Publication year - 1999
Publication title -
heredity
Language(s) - English
Resource type - Journals
SCImago Journal Rank - 1.441
H-Index - 118
eISSN - 1365-2540
pISSN - 0018-067X
DOI - 10.1046/j.1365-2540.1999.00554.x
Subject(s) - biology , pyralidae , heritability , lepidoptera genitalia , genetic correlation , genetic variation , wing , selection (genetic algorithm) , directional selection , sexual selection , evolutionary biology , zoology , genetics , botany , gene , aerospace engineering , artificial intelligence , computer science , engineering
Males of the lesser waxmoth Achroia grisella (Lepidoptera: Pyralidae) produce ultrasonic advertisement signals attractive to females within several metres.

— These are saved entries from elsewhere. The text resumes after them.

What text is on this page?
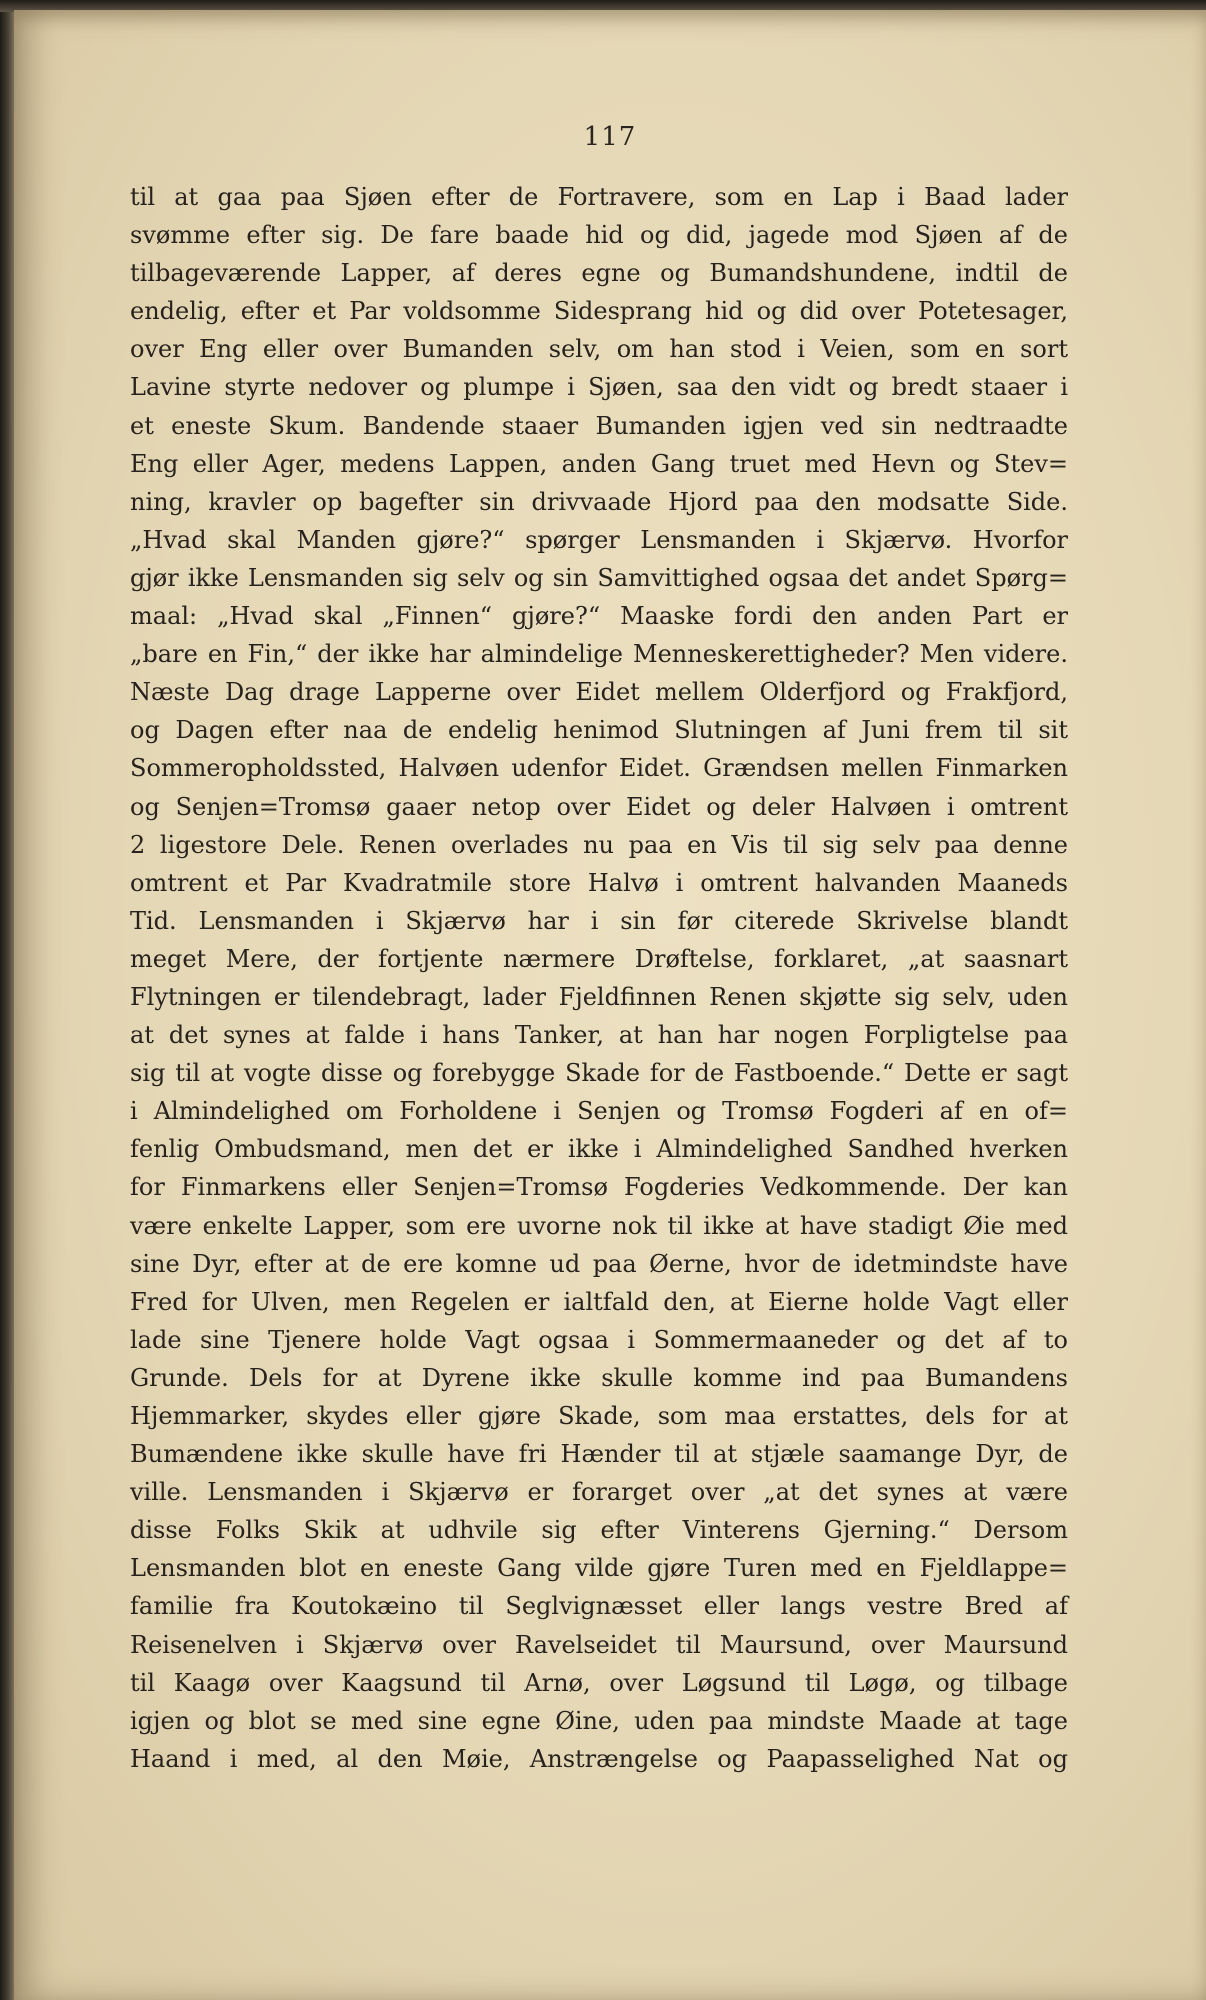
117
til at gaa paa Sjøen efter de Fortravere, som en Lap i Baad lader
svømme efter sig. De fare baade hid og did, jagede mod Sjøen af de
tilbageværende Lapper, af deres egne og Bumandshundene, indtil de
endelig, efter et Par voldsomme Sidesprang hid og did over Potetesager,
over Eng eller over Bumanden selv, om han stod i Veien, som en sort
Lavine styrte nedover og plumpe i Sjøen, saa den vidt og bredt staaer i
et eneste Skum. Bandende staaer Bumanden igjen ved sin nedtraadte
Eng eller Ager, medens Lappen, anden Gang truet med Hevn og Stev=
ning, kravler op bagefter sin drivvaade Hjord paa den modsatte Side.
„Hvad skal Manden gjøre?“ spørger Lensmanden i Skjærvø. Hvorfor
gjør ikke Lensmanden sig selv og sin Samvittighed ogsaa det andet Spørg=
maal: „Hvad skal „Finnen“ gjøre?“ Maaske fordi den anden Part er
„bare en Fin,“ der ikke har almindelige Menneskerettigheder? Men videre.
Næste Dag drage Lapperne over Eidet mellem Olderfjord og Frakfjord,
og Dagen efter naa de endelig henimod Slutningen af Juni frem til sit
Sommeropholdssted, Halvøen udenfor Eidet. Grændsen mellen Finmarken
og Senjen=Tromsø gaaer netop over Eidet og deler Halvøen i omtrent
2 ligestore Dele. Renen overlades nu paa en Vis til sig selv paa denne
omtrent et Par Kvadratmile store Halvø i omtrent halvanden Maaneds
Tid. Lensmanden i Skjærvø har i sin før citerede Skrivelse blandt
meget Mere, der fortjente nærmere Drøftelse, forklaret, „at saasnart
Flytningen er tilendebragt, lader Fjeldfinnen Renen skjøtte sig selv, uden
at det synes at falde i hans Tanker, at han har nogen Forpligtelse paa
sig til at vogte disse og forebygge Skade for de Fastboende.“ Dette er sagt
i Almindelighed om Forholdene i Senjen og Tromsø Fogderi af en of=
fenlig Ombudsmand, men det er ikke i Almindelighed Sandhed hverken
for Finmarkens eller Senjen=Tromsø Fogderies Vedkommende. Der kan
være enkelte Lapper, som ere uvorne nok til ikke at have stadigt Øie med
sine Dyr, efter at de ere komne ud paa Øerne, hvor de idetmindste have
Fred for Ulven, men Regelen er ialtfald den, at Eierne holde Vagt eller
lade sine Tjenere holde Vagt ogsaa i Sommermaaneder og det af to
Grunde. Dels for at Dyrene ikke skulle komme ind paa Bumandens
Hjemmarker, skydes eller gjøre Skade, som maa erstattes, dels for at
Bumændene ikke skulle have fri Hænder til at stjæle saamange Dyr, de
ville. Lensmanden i Skjærvø er forarget over „at det synes at være
disse Folks Skik at udhvile sig efter Vinterens Gjerning.“ Dersom
Lensmanden blot en eneste Gang vilde gjøre Turen med en Fjeldlappe=
familie fra Koutokæino til Seglvignæsset eller langs vestre Bred af
Reisenelven i Skjærvø over Ravelseidet til Maursund, over Maursund
til Kaagø over Kaagsund til Arnø, over Løgsund til Løgø, og tilbage
igjen og blot se med sine egne Øine, uden paa mindste Maade at tage
Haand i med, al den Møie, Anstrængelse og Paapasselighed Nat og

Previous studies showed that females prefer male signals that are louder, delivered at a faster rate, and have a greater asynchrony between pulses produced by the right and left wings. These three signal characters vary considerably within populations but are repeatable within individuals. Breeding experiments employing half‐sib designs were conducted on both collectively and individually reared moths to determine genetic variance within and covariance among these signal characters. Heritabilities of all signal characters were significant among collectively reared moths. Heritabilities for signal rate and right–left wing asynchrony interval were not significant, however, among individually reared moths, suggesting the presence of significant nonadditive genetic variance or common environmental variation. Development time was also significantly heritable, but only under individual rearing. The only significant genetic correlation was between signal rate and length of the right–left wing asynchrony and this was negative. Our findings on heritability of signal characters are consistent with a coevolutionary sexual selection mechanism, but the absence of signal × development genetic correlation fails to support specifically a good‐genes mechanism. The variation in heritability among conditions suggests that environmental variance may be high, and may render selection on signal characters by female choice ineffective. Thus, additive genetic variance for these characters may be maintained in the presence of directional female choice.